Platz 1: Gold von Thomas Arslan (2013)

Sommer 1898, Kanada. Emily Meyer - Nina Hoss - schließt sich einer Gruppe deutscher Auswanderer an, um nach Dawson, zu den Goldfeldern am Klondike zu gelangen. Durch die Wildnis. Zu Pferd. Es werden nicht viele ankommen. Wie sagten die Bremer Stadtmusikanten: "Etwas Besseres als den Tod findest du überall." Grundthema von Migration, Verlust der Heimat, Utopie einer neuen.

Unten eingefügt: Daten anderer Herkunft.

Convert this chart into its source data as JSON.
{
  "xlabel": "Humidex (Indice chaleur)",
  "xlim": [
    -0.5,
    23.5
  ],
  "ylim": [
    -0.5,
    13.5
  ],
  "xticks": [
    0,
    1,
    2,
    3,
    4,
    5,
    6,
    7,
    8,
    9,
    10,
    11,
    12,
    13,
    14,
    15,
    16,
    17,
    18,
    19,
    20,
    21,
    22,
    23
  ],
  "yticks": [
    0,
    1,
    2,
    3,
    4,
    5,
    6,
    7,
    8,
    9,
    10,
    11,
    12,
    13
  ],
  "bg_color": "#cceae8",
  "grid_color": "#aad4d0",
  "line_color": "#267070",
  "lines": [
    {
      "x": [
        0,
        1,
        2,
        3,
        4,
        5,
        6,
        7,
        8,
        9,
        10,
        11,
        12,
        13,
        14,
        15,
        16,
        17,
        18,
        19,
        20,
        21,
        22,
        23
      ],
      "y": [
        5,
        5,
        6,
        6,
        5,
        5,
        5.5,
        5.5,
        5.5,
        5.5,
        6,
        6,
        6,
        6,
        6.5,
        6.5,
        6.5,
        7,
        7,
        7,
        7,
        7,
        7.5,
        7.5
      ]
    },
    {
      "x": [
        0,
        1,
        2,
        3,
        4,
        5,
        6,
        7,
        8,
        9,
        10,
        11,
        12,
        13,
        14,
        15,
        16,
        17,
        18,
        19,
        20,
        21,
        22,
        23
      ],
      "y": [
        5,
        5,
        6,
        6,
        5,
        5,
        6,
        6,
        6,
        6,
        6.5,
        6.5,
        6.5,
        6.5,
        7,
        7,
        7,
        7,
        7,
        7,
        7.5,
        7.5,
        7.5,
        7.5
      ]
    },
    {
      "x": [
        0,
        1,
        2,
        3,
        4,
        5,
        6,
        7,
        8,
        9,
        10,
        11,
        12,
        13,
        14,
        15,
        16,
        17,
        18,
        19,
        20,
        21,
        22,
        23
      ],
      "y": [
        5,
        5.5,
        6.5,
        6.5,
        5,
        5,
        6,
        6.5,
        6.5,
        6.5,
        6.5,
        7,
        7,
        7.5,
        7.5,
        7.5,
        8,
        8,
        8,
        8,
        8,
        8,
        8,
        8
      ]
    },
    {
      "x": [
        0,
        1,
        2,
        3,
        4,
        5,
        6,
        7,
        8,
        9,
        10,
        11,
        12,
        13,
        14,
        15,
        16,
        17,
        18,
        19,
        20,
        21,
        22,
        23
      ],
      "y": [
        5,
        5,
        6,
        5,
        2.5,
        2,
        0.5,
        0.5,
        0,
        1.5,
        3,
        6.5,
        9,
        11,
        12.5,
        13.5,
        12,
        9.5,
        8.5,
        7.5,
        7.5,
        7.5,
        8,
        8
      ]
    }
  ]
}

Heimatsuche im weiten Raum, in der die Menschen als kleine Punkte kaum auszumachen sind. Als ob sie schon verloren wären. Am Ende wird einer aus der Gruppe in dieser Weite wahnsinnig und läuft in den Wald, der unendlich ist. Überlebenskampf, das hältst du nur mit einem emotionalen Panzer durch. Als das Ziel fast in Sicht ist, darf Nina Hoss heraus aus dem Panzer und hinaus in die Freiheit galoppieren. Irgendwo da, hinter dem Hügel oder dem nächsten könnte die neue Heimat liegen. Oder nur eine Goldader?